Even though cyanobacteria are a natural and vital part of the food web, the extreme quantities found in a harmful algal bloom can cause negative effects on human health, aquatic ecosystems, and local economies.

The total economic impact of an algal bloom can be difficult to estimate, but according to the EPA, harmful algal blooms can influence property values, hamper commercial fishing, and slow down recreational business and tourism – which loses close to $1 billion each year across the United States due to blooms preventing fishing and boating activities.

“We have a good idea of the conditions which make a bloom more likely – warmer water, excess nutrients from runoff from homeowners’ yards or farmers’ fields when they fertilize, and slow moving water, to name a few,” said Dr. Rosen. “What we don’t understand is why under similar conditions sometimes we have a bloom, and sometimes we don’t.”

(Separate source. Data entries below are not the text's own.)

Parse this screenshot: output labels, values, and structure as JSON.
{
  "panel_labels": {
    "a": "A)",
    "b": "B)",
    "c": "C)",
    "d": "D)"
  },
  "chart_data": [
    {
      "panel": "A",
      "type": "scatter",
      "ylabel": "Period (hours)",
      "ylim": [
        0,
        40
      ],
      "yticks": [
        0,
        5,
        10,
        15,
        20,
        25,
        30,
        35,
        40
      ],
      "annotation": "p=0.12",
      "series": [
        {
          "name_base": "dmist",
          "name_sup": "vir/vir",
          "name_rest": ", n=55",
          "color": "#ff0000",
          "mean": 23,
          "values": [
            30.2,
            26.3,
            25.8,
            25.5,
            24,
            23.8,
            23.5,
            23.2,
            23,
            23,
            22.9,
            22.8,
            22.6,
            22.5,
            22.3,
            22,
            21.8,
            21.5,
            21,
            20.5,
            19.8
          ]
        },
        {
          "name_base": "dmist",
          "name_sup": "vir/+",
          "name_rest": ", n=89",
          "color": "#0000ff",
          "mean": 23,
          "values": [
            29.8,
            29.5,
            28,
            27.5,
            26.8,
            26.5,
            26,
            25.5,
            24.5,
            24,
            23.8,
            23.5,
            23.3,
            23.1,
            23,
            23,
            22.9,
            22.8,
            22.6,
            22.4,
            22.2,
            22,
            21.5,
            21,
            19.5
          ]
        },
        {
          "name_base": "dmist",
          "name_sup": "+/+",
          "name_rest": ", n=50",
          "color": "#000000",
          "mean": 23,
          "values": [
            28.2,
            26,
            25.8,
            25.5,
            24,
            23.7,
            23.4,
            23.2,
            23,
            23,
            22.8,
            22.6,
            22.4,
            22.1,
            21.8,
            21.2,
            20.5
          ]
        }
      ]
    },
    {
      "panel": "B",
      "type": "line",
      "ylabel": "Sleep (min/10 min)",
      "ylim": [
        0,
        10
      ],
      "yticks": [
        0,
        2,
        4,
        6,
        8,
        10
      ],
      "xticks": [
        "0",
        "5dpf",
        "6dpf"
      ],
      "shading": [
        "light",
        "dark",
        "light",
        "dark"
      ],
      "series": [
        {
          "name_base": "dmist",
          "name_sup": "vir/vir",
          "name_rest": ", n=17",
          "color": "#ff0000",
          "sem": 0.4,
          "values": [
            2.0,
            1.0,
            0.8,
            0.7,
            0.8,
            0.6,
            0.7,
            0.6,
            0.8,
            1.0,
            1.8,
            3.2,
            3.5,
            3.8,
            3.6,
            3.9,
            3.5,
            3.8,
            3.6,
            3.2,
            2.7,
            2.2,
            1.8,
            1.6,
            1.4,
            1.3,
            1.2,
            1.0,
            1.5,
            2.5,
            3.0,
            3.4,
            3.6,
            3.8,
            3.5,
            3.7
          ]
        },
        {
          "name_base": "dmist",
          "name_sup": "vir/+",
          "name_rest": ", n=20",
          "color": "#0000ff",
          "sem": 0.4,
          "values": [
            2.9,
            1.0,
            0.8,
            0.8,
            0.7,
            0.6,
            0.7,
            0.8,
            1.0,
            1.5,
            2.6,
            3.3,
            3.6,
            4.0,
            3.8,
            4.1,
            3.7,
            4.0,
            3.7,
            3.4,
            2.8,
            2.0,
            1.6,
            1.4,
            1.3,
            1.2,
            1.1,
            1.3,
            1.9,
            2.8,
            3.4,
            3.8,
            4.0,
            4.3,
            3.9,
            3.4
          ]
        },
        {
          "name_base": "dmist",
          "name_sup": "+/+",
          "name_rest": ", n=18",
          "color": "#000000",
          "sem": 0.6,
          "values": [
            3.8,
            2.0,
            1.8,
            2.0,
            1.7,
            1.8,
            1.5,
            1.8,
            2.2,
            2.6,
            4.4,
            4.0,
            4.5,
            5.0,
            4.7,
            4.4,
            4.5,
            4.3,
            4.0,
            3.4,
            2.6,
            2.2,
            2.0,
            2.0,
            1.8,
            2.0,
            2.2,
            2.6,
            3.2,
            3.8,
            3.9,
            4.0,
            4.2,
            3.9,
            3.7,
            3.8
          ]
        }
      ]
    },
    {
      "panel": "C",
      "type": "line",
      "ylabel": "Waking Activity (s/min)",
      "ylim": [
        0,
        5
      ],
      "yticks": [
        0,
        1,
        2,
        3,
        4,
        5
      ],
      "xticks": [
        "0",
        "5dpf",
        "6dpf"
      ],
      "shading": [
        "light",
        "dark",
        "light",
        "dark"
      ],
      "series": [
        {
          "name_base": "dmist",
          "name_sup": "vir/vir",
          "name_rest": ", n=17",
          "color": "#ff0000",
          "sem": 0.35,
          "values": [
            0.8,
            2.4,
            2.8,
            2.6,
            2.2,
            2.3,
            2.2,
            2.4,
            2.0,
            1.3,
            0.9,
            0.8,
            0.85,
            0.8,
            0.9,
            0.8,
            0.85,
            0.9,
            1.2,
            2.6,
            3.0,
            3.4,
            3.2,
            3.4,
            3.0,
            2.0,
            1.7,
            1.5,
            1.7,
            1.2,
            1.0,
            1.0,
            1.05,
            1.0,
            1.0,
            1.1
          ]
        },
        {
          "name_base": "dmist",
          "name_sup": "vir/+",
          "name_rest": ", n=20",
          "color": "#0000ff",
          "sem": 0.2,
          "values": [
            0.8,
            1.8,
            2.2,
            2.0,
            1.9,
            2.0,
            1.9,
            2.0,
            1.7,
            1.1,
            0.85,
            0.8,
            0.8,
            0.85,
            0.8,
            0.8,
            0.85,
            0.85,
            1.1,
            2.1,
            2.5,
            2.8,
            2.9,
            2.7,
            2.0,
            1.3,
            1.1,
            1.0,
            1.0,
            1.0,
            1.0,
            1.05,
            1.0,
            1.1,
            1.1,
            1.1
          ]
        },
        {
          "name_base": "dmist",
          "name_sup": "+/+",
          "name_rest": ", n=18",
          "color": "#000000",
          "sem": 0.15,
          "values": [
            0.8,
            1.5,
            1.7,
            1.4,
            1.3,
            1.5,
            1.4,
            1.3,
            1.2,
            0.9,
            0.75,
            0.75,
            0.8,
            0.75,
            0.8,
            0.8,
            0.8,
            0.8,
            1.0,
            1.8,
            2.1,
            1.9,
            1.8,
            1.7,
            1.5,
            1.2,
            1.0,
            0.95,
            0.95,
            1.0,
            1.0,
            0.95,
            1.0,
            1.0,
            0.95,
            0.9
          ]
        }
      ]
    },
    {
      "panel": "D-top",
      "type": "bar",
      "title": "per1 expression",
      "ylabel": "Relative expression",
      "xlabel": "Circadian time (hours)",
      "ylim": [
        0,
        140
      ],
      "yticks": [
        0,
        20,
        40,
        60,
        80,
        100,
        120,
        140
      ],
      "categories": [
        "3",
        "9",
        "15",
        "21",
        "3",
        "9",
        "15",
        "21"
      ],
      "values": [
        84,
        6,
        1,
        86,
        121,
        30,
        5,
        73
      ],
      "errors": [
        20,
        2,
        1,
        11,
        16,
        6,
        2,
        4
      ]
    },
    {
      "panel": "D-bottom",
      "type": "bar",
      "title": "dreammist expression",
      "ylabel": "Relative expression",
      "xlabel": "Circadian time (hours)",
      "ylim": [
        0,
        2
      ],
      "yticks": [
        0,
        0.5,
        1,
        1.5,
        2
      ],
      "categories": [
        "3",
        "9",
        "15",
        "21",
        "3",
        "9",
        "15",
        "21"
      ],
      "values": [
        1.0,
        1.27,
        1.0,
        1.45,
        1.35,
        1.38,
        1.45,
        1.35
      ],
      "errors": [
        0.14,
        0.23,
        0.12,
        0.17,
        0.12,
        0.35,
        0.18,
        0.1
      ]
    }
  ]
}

What triggers one species to bloom over another is also unknown. “It is likely that no two blooms are exactly alike and there probably isn’t one single set of circumstances that can lead to a bloom,” he said. “The complicated part scientists are dealing with is having dozens of different organisms with the potential to bloom, yet they all have their own specific parameters needed to make it just right for them.”

In time and with more knowledge on the factors that contribute to these blooms, scientists are hopeful they’ll be able to provide information that will help land managers reduce their occurrence, and potentially forecast when they’re going to happen.